The Crazy-Eyed Hurricane
Part IElizabeth is separated from the others. She is no longer driven by morals, or passion, or love of the wrong man, she is driven by fear, and hate, and a deepening despair that grows with every beat in the rhythm of her flight. When the Pearl ran aground, and there was nothing left to do but fight hand to hand she was left on the beach. When she learned that, above all else, the men doing Beckett's work were pursuing her she found nothing to do but run. The beaches became trees, and it was in the belly and tangle of the trees and vines that she lost her cutlass to the men who had followed her. They tied her ankles and her wrists with long, individual pieces of rope, all tied to a very long piece of rope that, when she finally was able to shoot one of them, she did not have time to remove herself.
The belly of the tangle of trees has become a dark forest now, and all she can think to do is run. Fear drives her, and pushes her forward despite the lost strength and weakening will to continue. The blood down the front of her shirt, and staining her trousers is not hers, and carries a deep stench of death, and leaves a trail to be followed. Never looking behind her, she continues to run, and can feel the knots around her ankles and wrists begin to tighten, and chafe. It occurs to her that someone on the end of that long rope has caught her already, and merely waits for the moment she decides that running will not save her.
Elizabeth has been running for what feels like hours, and the constant fear of the rope will not allow her to stop, not even to try and remove it from her ankles and hands. Elizabeth can only run.
The fear turns to horror when she feels resistance about her ankles, and knows she has but seconds before she comes to the ground, hard. Her wrists are jerked far back behind her, and she stumbles over her own feet. Elizabeth lets the rope take her, finally, and hits the ground hard. The rope is taught at her sides, and she lay helplessly to be collected like game after a hunt. There is grit in her mouth, in her eyes, and the smell of the stale blood sickens her, and she gags in the still air. She cannot quite remember when last she cried, and does not wish to do so now, in front of her captors. She is no longer a little girl, she tells herself, and closes her eyes hard. That all came to an end the day she made the choice to kill a man.

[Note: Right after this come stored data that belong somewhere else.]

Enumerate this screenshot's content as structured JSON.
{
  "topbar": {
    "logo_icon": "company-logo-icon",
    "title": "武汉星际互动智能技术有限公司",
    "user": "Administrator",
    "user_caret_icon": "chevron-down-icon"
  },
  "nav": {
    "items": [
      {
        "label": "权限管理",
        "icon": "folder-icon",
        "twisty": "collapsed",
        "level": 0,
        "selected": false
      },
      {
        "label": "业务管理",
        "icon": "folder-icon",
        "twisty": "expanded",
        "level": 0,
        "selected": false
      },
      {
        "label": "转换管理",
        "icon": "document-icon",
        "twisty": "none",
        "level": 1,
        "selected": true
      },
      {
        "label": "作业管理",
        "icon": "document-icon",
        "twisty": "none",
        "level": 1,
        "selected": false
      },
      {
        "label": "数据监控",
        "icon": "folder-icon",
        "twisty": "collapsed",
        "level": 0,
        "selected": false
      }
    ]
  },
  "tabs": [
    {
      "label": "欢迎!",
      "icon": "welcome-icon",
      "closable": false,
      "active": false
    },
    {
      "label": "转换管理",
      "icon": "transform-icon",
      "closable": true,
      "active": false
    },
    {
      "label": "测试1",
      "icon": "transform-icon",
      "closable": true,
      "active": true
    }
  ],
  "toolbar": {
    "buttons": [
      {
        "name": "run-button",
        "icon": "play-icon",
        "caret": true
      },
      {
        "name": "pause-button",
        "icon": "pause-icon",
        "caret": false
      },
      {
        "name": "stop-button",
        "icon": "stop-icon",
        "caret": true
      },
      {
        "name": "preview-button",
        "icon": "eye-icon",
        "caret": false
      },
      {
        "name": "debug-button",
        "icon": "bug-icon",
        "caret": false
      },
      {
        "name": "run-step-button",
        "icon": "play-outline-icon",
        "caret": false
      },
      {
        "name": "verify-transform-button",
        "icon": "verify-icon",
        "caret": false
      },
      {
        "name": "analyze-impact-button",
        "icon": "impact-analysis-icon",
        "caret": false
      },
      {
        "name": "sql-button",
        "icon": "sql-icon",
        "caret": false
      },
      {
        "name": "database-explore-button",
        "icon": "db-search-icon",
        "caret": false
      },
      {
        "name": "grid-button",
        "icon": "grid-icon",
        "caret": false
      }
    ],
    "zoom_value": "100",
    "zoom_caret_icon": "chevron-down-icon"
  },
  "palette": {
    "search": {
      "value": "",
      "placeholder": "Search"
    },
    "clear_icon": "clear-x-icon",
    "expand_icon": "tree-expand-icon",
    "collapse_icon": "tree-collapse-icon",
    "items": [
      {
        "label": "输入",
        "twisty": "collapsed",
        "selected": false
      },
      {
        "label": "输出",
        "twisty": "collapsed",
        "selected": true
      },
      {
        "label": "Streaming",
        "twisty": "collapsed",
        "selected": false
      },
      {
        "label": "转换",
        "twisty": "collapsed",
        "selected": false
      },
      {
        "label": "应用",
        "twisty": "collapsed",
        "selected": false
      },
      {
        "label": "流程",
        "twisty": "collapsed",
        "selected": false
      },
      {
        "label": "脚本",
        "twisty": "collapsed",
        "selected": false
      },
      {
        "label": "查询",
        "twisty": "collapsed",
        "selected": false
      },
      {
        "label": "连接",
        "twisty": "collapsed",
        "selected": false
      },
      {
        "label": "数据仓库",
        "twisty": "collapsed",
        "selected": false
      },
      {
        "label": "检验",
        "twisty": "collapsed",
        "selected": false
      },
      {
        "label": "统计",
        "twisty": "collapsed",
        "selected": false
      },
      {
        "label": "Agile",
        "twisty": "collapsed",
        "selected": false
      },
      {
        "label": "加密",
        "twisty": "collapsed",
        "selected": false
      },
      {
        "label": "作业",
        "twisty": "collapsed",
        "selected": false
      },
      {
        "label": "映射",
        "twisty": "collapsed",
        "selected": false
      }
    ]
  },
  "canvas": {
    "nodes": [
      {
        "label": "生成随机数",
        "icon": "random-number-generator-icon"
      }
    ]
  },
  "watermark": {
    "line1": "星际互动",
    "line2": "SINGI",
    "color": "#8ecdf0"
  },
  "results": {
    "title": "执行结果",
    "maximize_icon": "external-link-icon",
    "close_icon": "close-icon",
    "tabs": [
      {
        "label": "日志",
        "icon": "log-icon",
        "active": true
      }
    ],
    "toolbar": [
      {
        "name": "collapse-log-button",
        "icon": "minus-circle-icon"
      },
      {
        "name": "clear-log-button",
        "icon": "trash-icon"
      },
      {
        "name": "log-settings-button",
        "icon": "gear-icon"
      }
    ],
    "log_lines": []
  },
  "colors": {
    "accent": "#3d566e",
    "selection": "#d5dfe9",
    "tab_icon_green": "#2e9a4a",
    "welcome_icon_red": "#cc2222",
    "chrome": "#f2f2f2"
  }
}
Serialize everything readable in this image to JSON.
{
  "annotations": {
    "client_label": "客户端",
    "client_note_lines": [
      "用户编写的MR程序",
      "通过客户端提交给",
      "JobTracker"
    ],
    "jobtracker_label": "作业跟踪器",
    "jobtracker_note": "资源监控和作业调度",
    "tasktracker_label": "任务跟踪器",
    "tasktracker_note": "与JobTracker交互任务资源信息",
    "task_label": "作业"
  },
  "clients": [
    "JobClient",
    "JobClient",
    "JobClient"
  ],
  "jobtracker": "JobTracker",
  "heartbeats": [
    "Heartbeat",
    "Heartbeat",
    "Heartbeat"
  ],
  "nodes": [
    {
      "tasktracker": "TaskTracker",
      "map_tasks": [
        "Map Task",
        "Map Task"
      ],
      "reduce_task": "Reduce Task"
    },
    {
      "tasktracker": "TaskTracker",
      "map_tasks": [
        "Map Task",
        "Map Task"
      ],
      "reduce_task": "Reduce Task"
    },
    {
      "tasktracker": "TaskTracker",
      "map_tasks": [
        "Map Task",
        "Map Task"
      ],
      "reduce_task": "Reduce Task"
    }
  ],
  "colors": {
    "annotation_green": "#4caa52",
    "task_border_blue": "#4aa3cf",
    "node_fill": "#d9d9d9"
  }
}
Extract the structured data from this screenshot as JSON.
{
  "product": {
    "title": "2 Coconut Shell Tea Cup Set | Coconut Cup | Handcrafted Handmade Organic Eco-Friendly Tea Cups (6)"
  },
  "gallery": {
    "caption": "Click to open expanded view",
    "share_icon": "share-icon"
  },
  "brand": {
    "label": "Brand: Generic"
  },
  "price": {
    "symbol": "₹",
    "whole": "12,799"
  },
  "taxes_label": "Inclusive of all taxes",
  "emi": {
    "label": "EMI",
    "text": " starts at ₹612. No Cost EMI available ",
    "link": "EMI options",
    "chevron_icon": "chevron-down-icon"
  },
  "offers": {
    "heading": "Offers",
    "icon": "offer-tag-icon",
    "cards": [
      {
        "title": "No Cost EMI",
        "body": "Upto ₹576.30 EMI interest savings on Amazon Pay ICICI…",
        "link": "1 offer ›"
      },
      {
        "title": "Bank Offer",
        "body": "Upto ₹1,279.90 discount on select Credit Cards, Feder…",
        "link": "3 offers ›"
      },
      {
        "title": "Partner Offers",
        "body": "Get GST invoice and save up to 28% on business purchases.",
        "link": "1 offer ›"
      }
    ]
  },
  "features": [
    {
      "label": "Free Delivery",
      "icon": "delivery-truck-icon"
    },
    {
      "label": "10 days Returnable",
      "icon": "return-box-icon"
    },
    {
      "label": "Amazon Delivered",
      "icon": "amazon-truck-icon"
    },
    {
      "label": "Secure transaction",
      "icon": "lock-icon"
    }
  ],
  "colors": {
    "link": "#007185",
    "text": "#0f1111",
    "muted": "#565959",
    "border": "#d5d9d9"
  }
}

And so she will not cry now, but she will wait. She waits in silence, and cannot decided whether or not she is too afraid to at least feel the relief of her cooling legs, exhausted and spent on the floor of the jungle. She has been running, and fighting for so long now. Perhaps letting go will be less painful, even if it is in the darkness of surrender. When she hears the footsteps of another---not a posse of men, but a single rhythm of step---she begins to think of Will. She wonders where he is now, and if he would hear her cries for help. She wonders if Jack would come to save her, or simply stand over her in a distant pity, knowing exactly what it is to face death, because she once inflicted the same sad, desperate horror upon him. She wonders if they even survived the battle with Beckett's men.
In her own darkness she can feel hands, strong and quiet and dangerous, coming under her tired body. She is lifted off of the ground with not so much as a grunt from the stranger, and her head lolls limply to fall against his chest. He, too, smells of blood and smoke. Elizabeth does not open her eyes, and she does not wish to see her huntsman, but does not immediately feel as though he wishes to harm her. His touch is not gentle, but it is not cruel. It is simply deliberate.
"Who are you," she murmurs, and is able to lift her head only so slightly to try and see the face of the man who holds her life in his hands. He does not reply, and nor does he need to. Through the shadow of his long dark brown hair that is loosely pulled back from his face, and the scruff of an unshaven chin she recognizes him. He is nothing of the man she knew. He is nothing of the man who loved her. Even in the night she can see empty eyes that react to nothing, a blank expression. He is simply not the same person, and Elizabeth forgets her strict resistance against the tears she knew would come. They are silent, but she knows that he can hear her. She had thought the Commodore to be dead after the quarrel on the island, and as the hours pass, and he ignores her tears, she is convinced she was right. James Norrington is dead. His death was a lonely one, brought on by madness, or jealousy, or a broken heart at the open end of a bottle.